The U.S. Supreme Court recently issued a mixed decision on the patentability of human genes. The justices concluded that a naturally occurring DNA segment is a product of nature and not patent eligible merely because it has been isolated, but that cDNA (complimentary DNA) is patent eligible because it is not naturally occurring.
The patents at issue in Association For Molecular Pathology. et al. v. Myriad Genetics, Inc., et al. relate to Myriad’s discovery of the precise location and sequence of the BRCA1 and BRCA2 genes. Mutations in these genes can dramatically increase an individual's risk of developing breast and ovarian cancer. Myriad had used its DNA patents to claim exclusive rights to isolate an individual's BRCA1 and BRCA2 genes for testing.
The Court found that Myriad's DNA claim falls within the law of nature exception to patent eligibility. As explained in the opinion, “Myriad did not create or alter either the genetic information encoded in the BCRA1 and BCRA2 genes or the genetic structure of the DNA. It found an important and useful gene, but groundbreaking, innovative, or even brilliant discovery does not by itself satisfy the §101 inquiry.”
As a natural product, that human DNA cannot be patented was a result obvious to many. While initially celebrated as a victory for civil liberties, scientific freedom, and patients, the implications of the decision are not clear.
The Court also concluded that cDNA is not a "product of nature" and, thus, it is patent eligible. “Its creation results in an exons-only molecule, which is not naturally occurring. Its order of the exons may be dictated by nature, but the lab technician unquestionably creates something new when introns are removed from a DNA sequence to make cDNA.” the Court held.
While the decision at first glance seems to draw a simple, bright line between DNA (not patentable) and cDNA (patent eligible), it may just be the initial stage of the next patent battles, for cDNA is the workhorse in molecular research.
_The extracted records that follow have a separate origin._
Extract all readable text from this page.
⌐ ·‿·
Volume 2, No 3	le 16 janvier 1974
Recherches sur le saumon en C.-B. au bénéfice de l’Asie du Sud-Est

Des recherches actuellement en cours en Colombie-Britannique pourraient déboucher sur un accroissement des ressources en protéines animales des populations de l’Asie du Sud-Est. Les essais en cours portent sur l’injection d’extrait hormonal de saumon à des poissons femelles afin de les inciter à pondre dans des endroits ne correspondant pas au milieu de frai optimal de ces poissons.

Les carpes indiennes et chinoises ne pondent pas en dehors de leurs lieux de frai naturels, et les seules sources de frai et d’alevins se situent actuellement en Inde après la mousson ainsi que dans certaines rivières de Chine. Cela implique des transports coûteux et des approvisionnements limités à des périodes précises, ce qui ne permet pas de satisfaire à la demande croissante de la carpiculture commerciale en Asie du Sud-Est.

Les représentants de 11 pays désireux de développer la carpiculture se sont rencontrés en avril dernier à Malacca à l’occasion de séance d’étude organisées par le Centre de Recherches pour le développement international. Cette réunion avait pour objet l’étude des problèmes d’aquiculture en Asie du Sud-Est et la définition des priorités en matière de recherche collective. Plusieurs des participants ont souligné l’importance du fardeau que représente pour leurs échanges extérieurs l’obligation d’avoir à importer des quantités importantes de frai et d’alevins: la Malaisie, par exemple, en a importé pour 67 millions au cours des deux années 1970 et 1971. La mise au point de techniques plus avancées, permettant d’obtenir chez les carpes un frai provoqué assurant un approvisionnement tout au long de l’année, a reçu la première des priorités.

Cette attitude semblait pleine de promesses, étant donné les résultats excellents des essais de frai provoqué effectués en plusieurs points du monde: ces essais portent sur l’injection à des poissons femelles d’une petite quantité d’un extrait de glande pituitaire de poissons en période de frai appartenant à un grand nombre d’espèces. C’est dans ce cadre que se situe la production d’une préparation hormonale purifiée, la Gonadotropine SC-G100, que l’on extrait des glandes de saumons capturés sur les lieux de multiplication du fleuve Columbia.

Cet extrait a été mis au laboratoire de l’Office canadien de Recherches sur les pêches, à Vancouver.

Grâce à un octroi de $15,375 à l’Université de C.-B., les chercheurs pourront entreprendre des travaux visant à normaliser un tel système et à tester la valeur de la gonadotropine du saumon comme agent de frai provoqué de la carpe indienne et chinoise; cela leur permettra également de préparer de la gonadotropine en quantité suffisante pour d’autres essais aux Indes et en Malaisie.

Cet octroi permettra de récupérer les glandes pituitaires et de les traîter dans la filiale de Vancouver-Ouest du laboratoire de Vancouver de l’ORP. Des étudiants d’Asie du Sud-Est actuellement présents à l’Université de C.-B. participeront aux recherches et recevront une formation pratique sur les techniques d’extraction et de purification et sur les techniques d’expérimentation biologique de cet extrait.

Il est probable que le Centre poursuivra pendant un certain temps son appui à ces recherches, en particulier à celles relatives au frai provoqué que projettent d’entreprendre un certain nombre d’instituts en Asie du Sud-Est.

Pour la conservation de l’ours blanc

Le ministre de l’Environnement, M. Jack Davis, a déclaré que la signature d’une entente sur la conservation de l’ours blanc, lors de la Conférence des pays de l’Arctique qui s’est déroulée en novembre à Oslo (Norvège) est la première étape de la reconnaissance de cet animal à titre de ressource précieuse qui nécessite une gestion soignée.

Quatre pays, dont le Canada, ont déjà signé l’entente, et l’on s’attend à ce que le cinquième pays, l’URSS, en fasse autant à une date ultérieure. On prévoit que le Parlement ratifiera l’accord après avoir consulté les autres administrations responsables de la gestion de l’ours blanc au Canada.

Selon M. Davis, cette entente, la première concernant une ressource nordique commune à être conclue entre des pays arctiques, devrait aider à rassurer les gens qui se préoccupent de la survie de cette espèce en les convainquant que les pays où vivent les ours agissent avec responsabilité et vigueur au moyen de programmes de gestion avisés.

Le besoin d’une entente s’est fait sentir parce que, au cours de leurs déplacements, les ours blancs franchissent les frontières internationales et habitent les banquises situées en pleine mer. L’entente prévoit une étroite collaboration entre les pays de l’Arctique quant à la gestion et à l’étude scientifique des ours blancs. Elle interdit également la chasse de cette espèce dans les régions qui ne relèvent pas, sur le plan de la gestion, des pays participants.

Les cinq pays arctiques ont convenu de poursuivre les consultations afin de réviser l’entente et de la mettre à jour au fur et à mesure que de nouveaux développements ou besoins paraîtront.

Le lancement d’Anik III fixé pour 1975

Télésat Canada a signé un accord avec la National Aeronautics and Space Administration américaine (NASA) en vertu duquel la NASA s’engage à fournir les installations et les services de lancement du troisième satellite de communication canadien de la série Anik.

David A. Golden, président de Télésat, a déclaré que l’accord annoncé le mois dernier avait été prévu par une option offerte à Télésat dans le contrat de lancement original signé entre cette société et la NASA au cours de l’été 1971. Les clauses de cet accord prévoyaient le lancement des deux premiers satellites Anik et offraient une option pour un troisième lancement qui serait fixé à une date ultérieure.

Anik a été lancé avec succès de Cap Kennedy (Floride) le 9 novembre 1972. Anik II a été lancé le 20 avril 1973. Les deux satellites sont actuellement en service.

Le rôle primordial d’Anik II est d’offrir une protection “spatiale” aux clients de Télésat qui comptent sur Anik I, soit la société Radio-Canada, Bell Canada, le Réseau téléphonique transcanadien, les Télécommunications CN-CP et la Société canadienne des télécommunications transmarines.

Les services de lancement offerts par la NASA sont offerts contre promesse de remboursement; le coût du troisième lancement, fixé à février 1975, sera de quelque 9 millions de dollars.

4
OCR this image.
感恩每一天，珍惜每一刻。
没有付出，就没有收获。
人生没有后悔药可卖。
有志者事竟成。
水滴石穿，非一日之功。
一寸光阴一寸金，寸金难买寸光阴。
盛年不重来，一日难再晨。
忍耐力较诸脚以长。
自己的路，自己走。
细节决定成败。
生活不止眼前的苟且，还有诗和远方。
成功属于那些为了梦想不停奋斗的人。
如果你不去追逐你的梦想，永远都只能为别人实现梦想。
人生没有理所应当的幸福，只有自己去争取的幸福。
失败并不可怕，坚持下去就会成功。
However, cDNA is, in a nutshell, a laboratory “copy” (that has the same genetic information as a copied gene) that does not require much effort to create.
As for how the decision will impact patents currently pending before the U.S. Patent and Trademark Office, the agency has already issued preliminary guidance. It states that Myriad significantly changes the Office's examination policy regarding nucleic acid-related technology. Going forward, the USPTO provides the following guidance to its patent examiners:
As of today, naturally occurring nucleic acids are not patent eligible merely because they have been isolated. Examiners should now reject product claims drawn solely to naturally occurring nucleic acids or fragments thereof, whether isolated or not, as being ineligible subject matter under 35 U.S.C. § 101. Claims clearly limited to non-naturally-occurring nucleic acids, such as a cDNA or a nucleic acid in which the order of the naturally occurring nucleotides has been altered (e.g., a man-made variant sequence), remain eligible. Other claims, including method claims, that involve naturally occurring nucleic acids may give rise to eligibility issues and should be examined under the existing guidance in MPEP 2106, Patent Subject Matter Eligibility.
To be sure, by invalidating the DNA patents, the Court did lift a barrier to innovation, but whether scientific and medical progress is facilitated by the decision remains to be seen, as trade secrets protection of discoveries will likely be emphasized in the future.